The Catcher in the Rye ranks high on the American Library Association's list of the most frequently banned and challenged classics. In 1963 parents in Columbus, Ohio, petitioned the school board to ban The Catcher in the Rye for being "anti-white." One library banned it for violating guidelines concerning "excess vulgar language, sexual scenes, things concerning moral issues, excessive violence and anything dealing with the occult."
However, many schools have reinstated it, and its popularity among students has endured.

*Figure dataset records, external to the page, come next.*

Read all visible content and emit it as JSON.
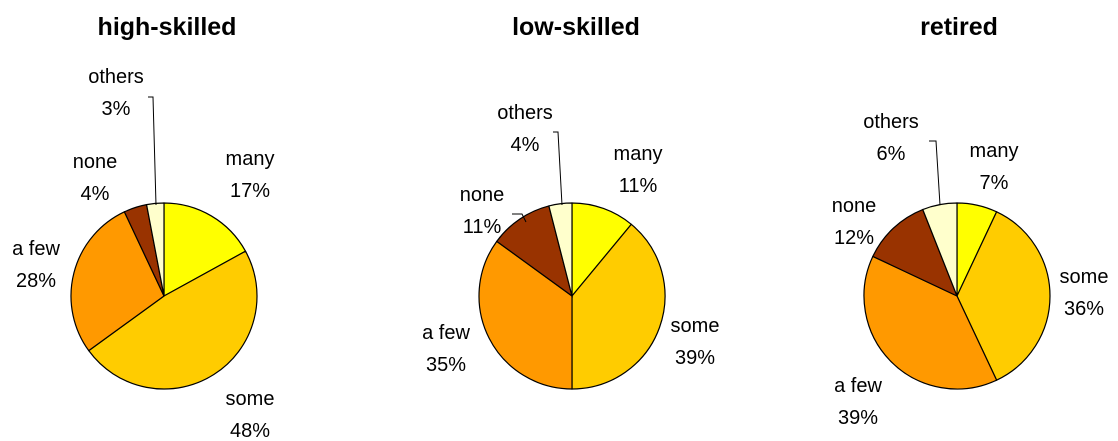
{
  "chart_data": [
    {
      "type": "pie",
      "title": "high-skilled",
      "slices": [
        {
          "label": "many",
          "value": 17,
          "pct_text": "17%",
          "color": "#FFFF00"
        },
        {
          "label": "some",
          "value": 48,
          "pct_text": "48%",
          "color": "#FFCC00"
        },
        {
          "label": "a few",
          "value": 28,
          "pct_text": "28%",
          "color": "#FF9900"
        },
        {
          "label": "none",
          "value": 4,
          "pct_text": "4%",
          "color": "#993300"
        },
        {
          "label": "others",
          "value": 3,
          "pct_text": "3%",
          "color": "#FFFFCC"
        }
      ]
    },
    {
      "type": "pie",
      "title": "low-skilled",
      "slices": [
        {
          "label": "many",
          "value": 11,
          "pct_text": "11%",
          "color": "#FFFF00"
        },
        {
          "label": "some",
          "value": 39,
          "pct_text": "39%",
          "color": "#FFCC00"
        },
        {
          "label": "a few",
          "value": 35,
          "pct_text": "35%",
          "color": "#FF9900"
        },
        {
          "label": "none",
          "value": 11,
          "pct_text": "11%",
          "color": "#993300"
        },
        {
          "label": "others",
          "value": 4,
          "pct_text": "4%",
          "color": "#FFFFCC"
        }
      ]
    },
    {
      "type": "pie",
      "title": "retired",
      "slices": [
        {
          "label": "many",
          "value": 7,
          "pct_text": "7%",
          "color": "#FFFF00"
        },
        {
          "label": "some",
          "value": 36,
          "pct_text": "36%",
          "color": "#FFCC00"
        },
        {
          "label": "a few",
          "value": 39,
          "pct_text": "39%",
          "color": "#FF9900"
        },
        {
          "label": "none",
          "value": 12,
          "pct_text": "12%",
          "color": "#993300"
        },
        {
          "label": "others",
          "value": 6,
          "pct_text": "6%",
          "color": "#FFFFCC"
        }
      ]
    }
  ]
}
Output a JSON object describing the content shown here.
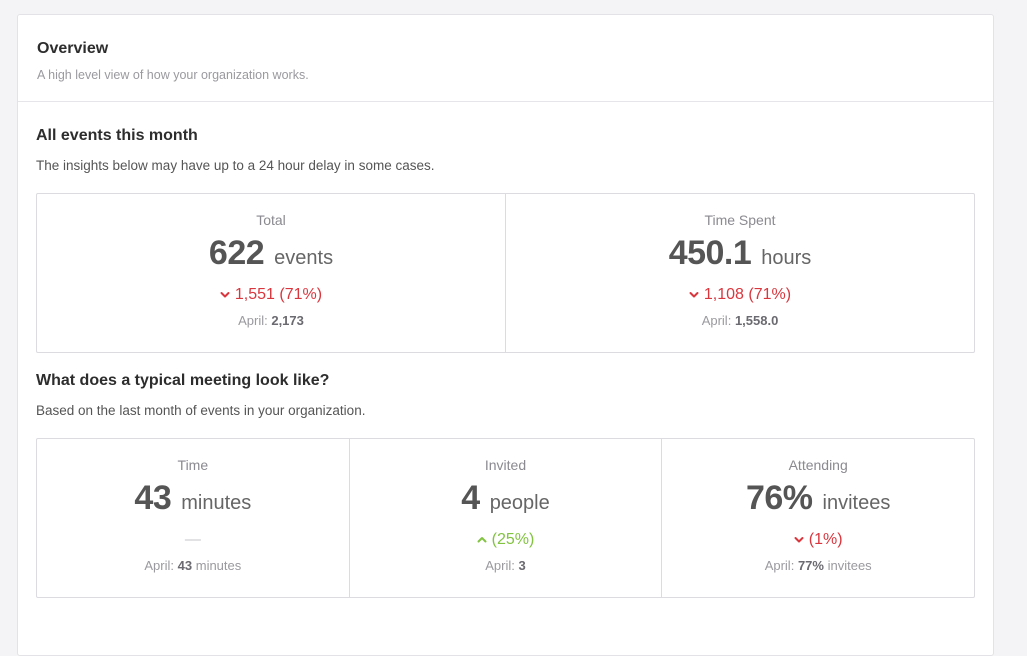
{
  "header": {
    "title": "Overview",
    "subtitle": "A high level view of how your organization works."
  },
  "events_section": {
    "title": "All events this month",
    "description": "The insights below may have up to a 24 hour delay in some cases.",
    "stats": [
      {
        "label": "Total",
        "value": "622",
        "unit": "events",
        "trend": "down",
        "trend_icon": "chevron-down-icon",
        "change": "1,551 (71%)",
        "prev_label": "April:",
        "prev_value": "2,173",
        "prev_suffix": ""
      },
      {
        "label": "Time Spent",
        "value": "450.1",
        "unit": "hours",
        "trend": "down",
        "trend_icon": "chevron-down-icon",
        "change": "1,108 (71%)",
        "prev_label": "April:",
        "prev_value": "1,558.0",
        "prev_suffix": ""
      }
    ]
  },
  "meeting_section": {
    "title": "What does a typical meeting look like?",
    "description": "Based on the last month of events in your organization.",
    "stats": [
      {
        "label": "Time",
        "value": "43",
        "unit": "minutes",
        "trend": "neutral",
        "change": "—",
        "prev_label": "April:",
        "prev_value": "43",
        "prev_suffix": "minutes"
      },
      {
        "label": "Invited",
        "value": "4",
        "unit": "people",
        "trend": "up",
        "trend_icon": "chevron-up-icon",
        "change": "(25%)",
        "prev_label": "April:",
        "prev_value": "3",
        "prev_suffix": ""
      },
      {
        "label": "Attending",
        "value": "76%",
        "unit": "invitees",
        "trend": "down",
        "trend_icon": "chevron-down-icon",
        "change": "(1%)",
        "prev_label": "April:",
        "prev_value": "77%",
        "prev_suffix": "invitees"
      }
    ]
  },
  "colors": {
    "down": "#d9363e",
    "up": "#82c341",
    "neutral": "#c5c5c9"
  }
}
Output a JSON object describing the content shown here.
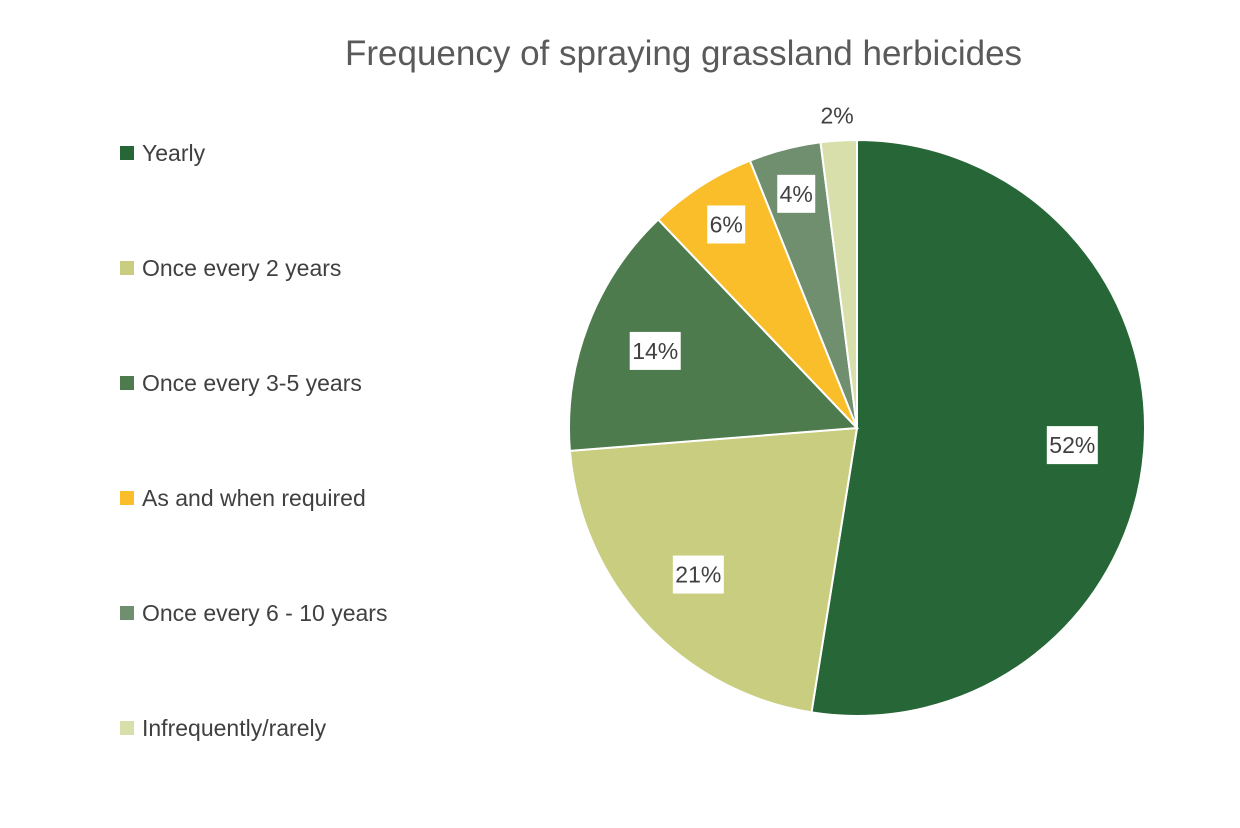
{
  "chart_data": {
    "type": "pie",
    "title": "Frequency of spraying grassland herbicides",
    "legend_position": "left",
    "categories": [
      "Yearly",
      "Once every 2 years",
      "Once every 3-5 years",
      "As and when required",
      "Once every 6 - 10 years",
      "Infrequently/rarely"
    ],
    "values": [
      52,
      21,
      14,
      6,
      4,
      2
    ],
    "labels": [
      "52%",
      "21%",
      "14%",
      "6%",
      "4%",
      "2%"
    ],
    "colors": [
      "#276737",
      "#c9cd80",
      "#4e7b4d",
      "#fbbe2b",
      "#6f8f6e",
      "#d9dfab"
    ]
  }
}
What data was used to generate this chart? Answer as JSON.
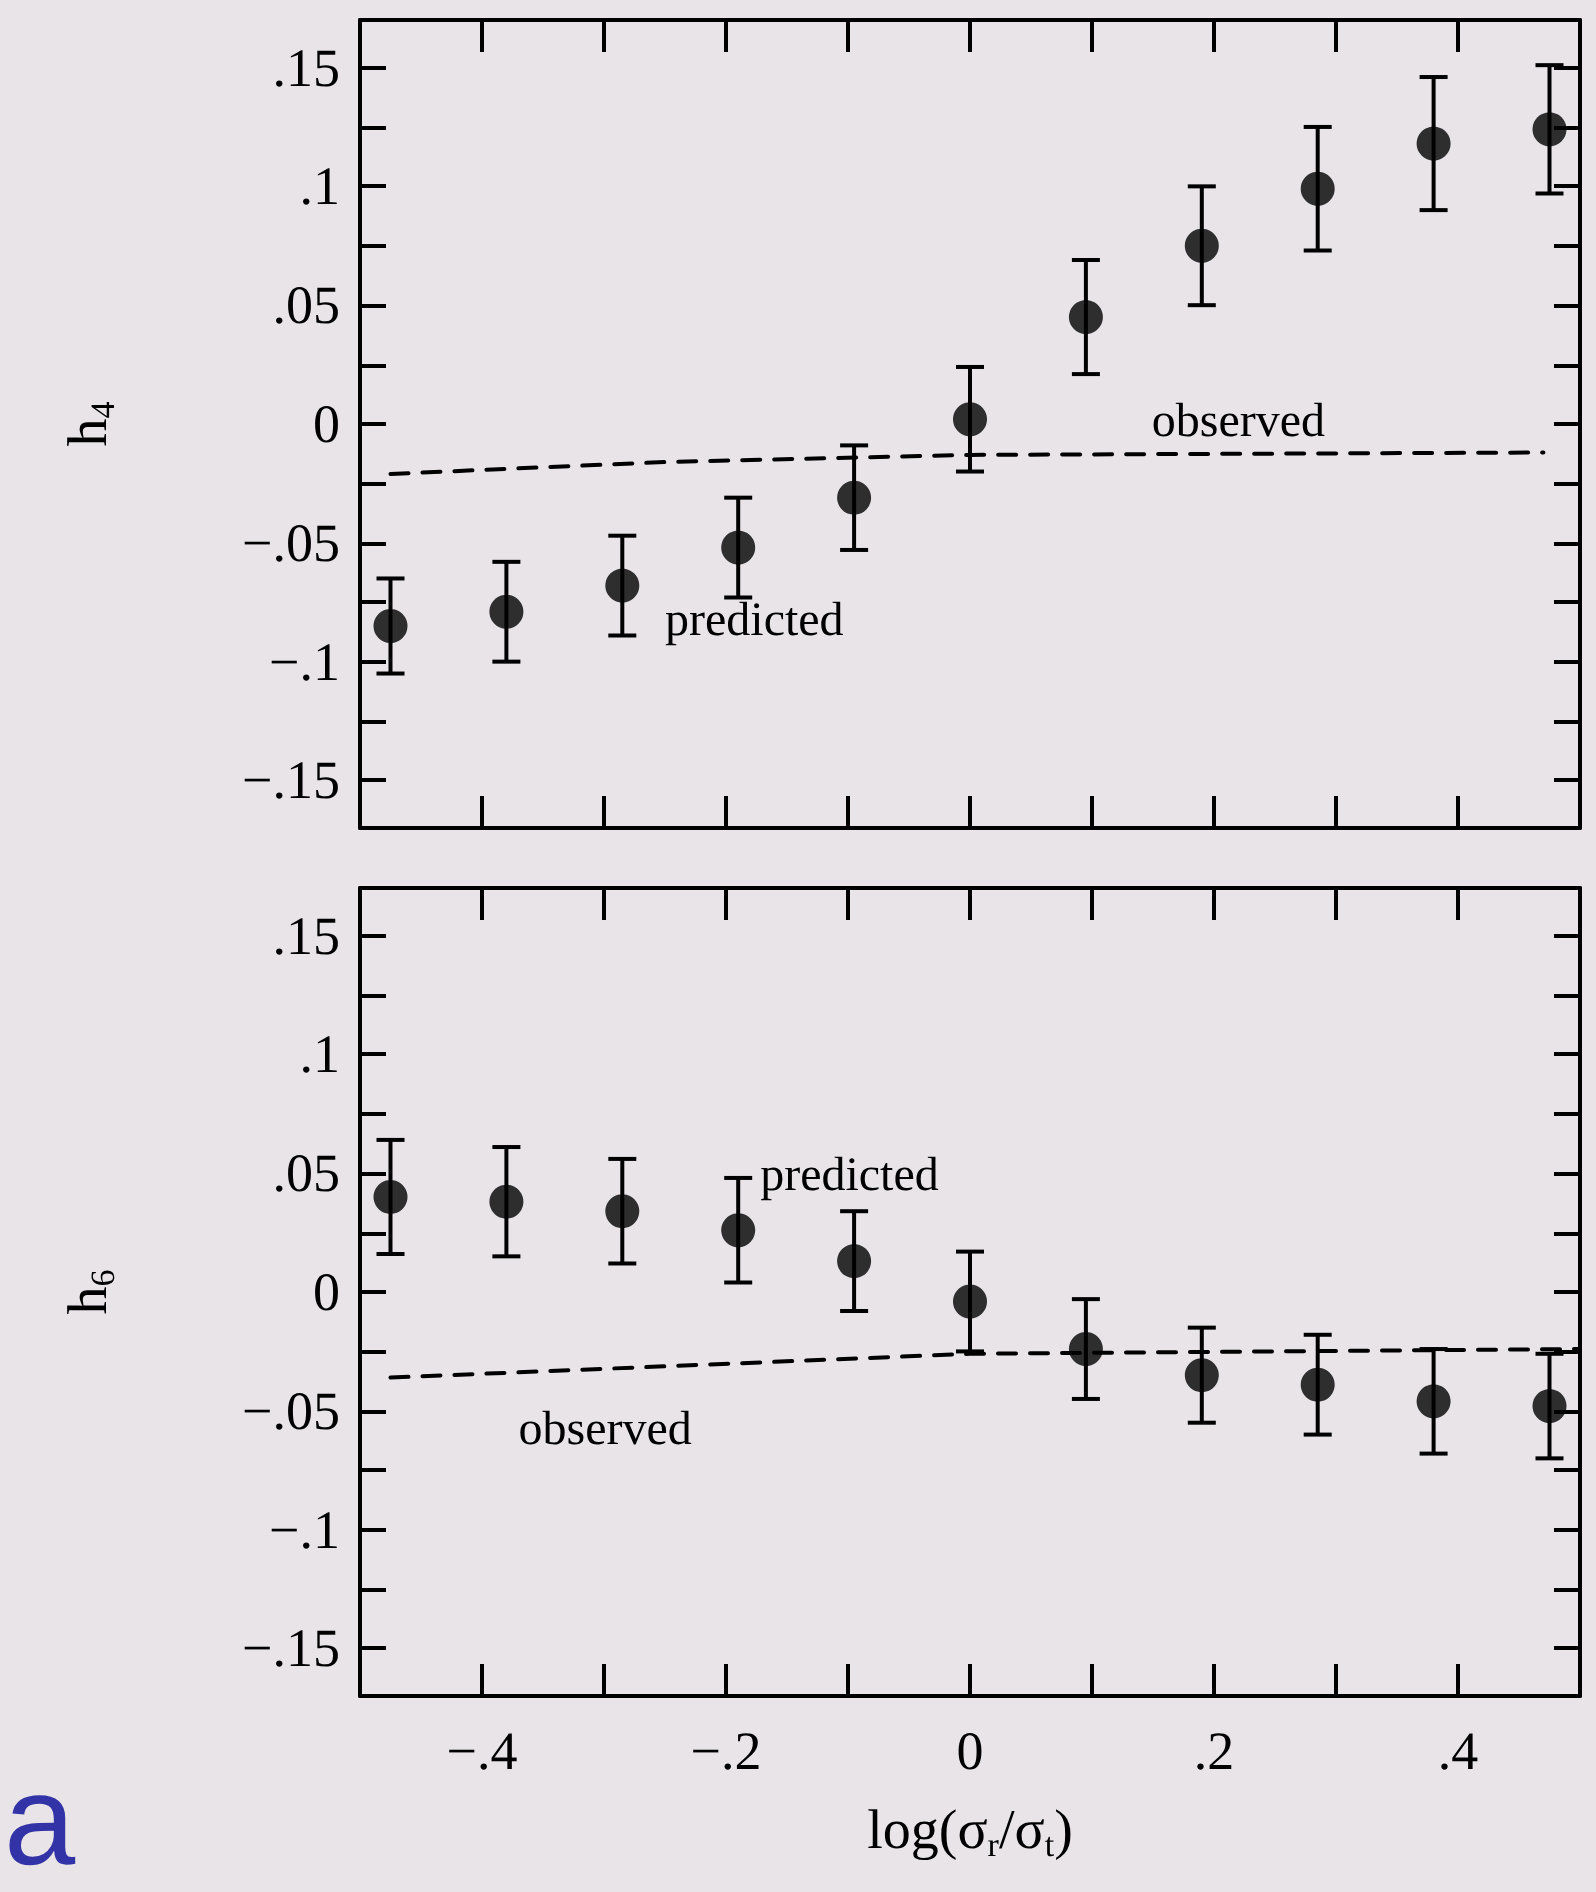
{
  "chart_data": [
    {
      "type": "scatter",
      "ylabel": "h$_{4}$",
      "tick_labels": "y",
      "grid": false,
      "marker": "circle",
      "xlim": [
        -0.5,
        0.5
      ],
      "ylim": [
        -0.17,
        0.17
      ],
      "xticks": [
        {
          "value": -0.4,
          "label": null
        },
        {
          "value": -0.3,
          "label": null
        },
        {
          "value": -0.2,
          "label": null
        },
        {
          "value": -0.1,
          "label": null
        },
        {
          "value": 0,
          "label": null
        },
        {
          "value": 0.1,
          "label": null
        },
        {
          "value": 0.2,
          "label": null
        },
        {
          "value": 0.3,
          "label": null
        },
        {
          "value": 0.4,
          "label": null
        }
      ],
      "yticks": [
        {
          "value": -0.15,
          "label": "−.15"
        },
        {
          "value": -0.125,
          "label": null
        },
        {
          "value": -0.1,
          "label": "−.1"
        },
        {
          "value": -0.075,
          "label": null
        },
        {
          "value": -0.05,
          "label": "−.05"
        },
        {
          "value": -0.025,
          "label": null
        },
        {
          "value": 0,
          "label": "0"
        },
        {
          "value": 0.025,
          "label": null
        },
        {
          "value": 0.05,
          "label": ".05"
        },
        {
          "value": 0.075,
          "label": null
        },
        {
          "value": 0.1,
          "label": ".1"
        },
        {
          "value": 0.125,
          "label": null
        },
        {
          "value": 0.15,
          "label": ".15"
        }
      ],
      "series": [
        {
          "type": "scatter",
          "name": "predicted",
          "color": "#000000",
          "x": [
            -0.475,
            -0.38,
            -0.285,
            -0.19,
            -0.095,
            0,
            0.095,
            0.19,
            0.285,
            0.38,
            0.475
          ],
          "values": [
            -0.085,
            -0.079,
            -0.068,
            -0.052,
            -0.031,
            0.002,
            0.045,
            0.075,
            0.099,
            0.118,
            0.124
          ],
          "errors": [
            0.02,
            0.021,
            0.021,
            0.021,
            0.022,
            0.022,
            0.024,
            0.025,
            0.026,
            0.028,
            0.027
          ]
        },
        {
          "type": "line",
          "name": "observed",
          "color": "#000000",
          "line_style": "dashed",
          "marker": "none",
          "x": [
            -0.475,
            -0.25,
            0,
            0.47
          ],
          "values": [
            -0.021,
            -0.016,
            -0.013,
            -0.012
          ]
        }
      ]
    },
    {
      "type": "scatter",
      "ylabel": "h$_{6}$",
      "xlabel": "log(σ$_{r}$/σ$_{t}$)",
      "grid": false,
      "marker": "circle",
      "xlim": [
        -0.5,
        0.5
      ],
      "ylim": [
        -0.17,
        0.17
      ],
      "xticks": [
        {
          "value": -0.4,
          "label": "−.4"
        },
        {
          "value": -0.3,
          "label": null
        },
        {
          "value": -0.2,
          "label": "−.2"
        },
        {
          "value": -0.1,
          "label": null
        },
        {
          "value": 0,
          "label": "0"
        },
        {
          "value": 0.1,
          "label": null
        },
        {
          "value": 0.2,
          "label": ".2"
        },
        {
          "value": 0.3,
          "label": null
        },
        {
          "value": 0.4,
          "label": ".4"
        }
      ],
      "yticks": [
        {
          "value": -0.15,
          "label": "−.15"
        },
        {
          "value": -0.125,
          "label": null
        },
        {
          "value": -0.1,
          "label": "−.1"
        },
        {
          "value": -0.075,
          "label": null
        },
        {
          "value": -0.05,
          "label": "−.05"
        },
        {
          "value": -0.025,
          "label": null
        },
        {
          "value": 0,
          "label": "0"
        },
        {
          "value": 0.025,
          "label": null
        },
        {
          "value": 0.05,
          "label": ".05"
        },
        {
          "value": 0.075,
          "label": null
        },
        {
          "value": 0.1,
          "label": ".1"
        },
        {
          "value": 0.125,
          "label": null
        },
        {
          "value": 0.15,
          "label": ".15"
        }
      ],
      "series": [
        {
          "type": "scatter",
          "name": "predicted",
          "color": "#000000",
          "x": [
            -0.475,
            -0.38,
            -0.285,
            -0.19,
            -0.095,
            0,
            0.095,
            0.19,
            0.285,
            0.38,
            0.475
          ],
          "values": [
            0.04,
            0.038,
            0.034,
            0.026,
            0.013,
            -0.004,
            -0.024,
            -0.035,
            -0.039,
            -0.046,
            -0.048
          ],
          "errors": [
            0.024,
            0.023,
            0.022,
            0.022,
            0.021,
            0.021,
            0.021,
            0.02,
            0.021,
            0.022,
            0.022
          ]
        },
        {
          "type": "line",
          "name": "observed",
          "color": "#000000",
          "line_style": "dashed",
          "marker": "none",
          "x": [
            -0.475,
            0,
            0.5
          ],
          "values": [
            -0.036,
            -0.026,
            -0.024
          ]
        }
      ],
      "annotations": [
        "a"
      ]
    }
  ]
}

Some 250,000 copies of The Catcher in the Rye are still sold every year.
The Catcher in the Rye has unfortunately been associated with several tragic events. For example, Mark David Chapman, the man who assassinated John Lennon in 1980, was reading Salinger's novel at the time of his arrest. Chapman identified strongly with Holden Caulfield and reportedly believed he would become Holden when he killed Lennon. He even tried to legally change his name to Holden Caulfield.
The book was also found in John Hinckley, Jr.'s apartment after he attempted to assassinate Ronald Reagan.
In 1941 the 22-year-old Salinger met and fell head-over-heels for 16-year-old socialite Oona O'Neill, daughter of playwright Eugene O'Neill. While dating, Salinger would send her "long daily letters"—but the romance ended when Salinger went to war and Oona moved to Hollywood to pursue acting.
In Hollywood, Oona met silent film star Charlie Chaplin, and she would eventually become his fourth wife. When Salinger read about the wedding in the papers, he was so angry that he sent Oona ''a scathing, scatological letter describing in disgusting detail his version of the Chaplins' wedding night.''
Although many offers were made to adapt The Catcher in the Rye for the big screen, Salinger was famously resistant to any and all such attempts. Salinger did, however, state in a 1957 letter that he was open to an adaptation being released after his death. He added, "It pleasures me no end, though, I might quickly add, to know that I won't have to see the results of the transaction."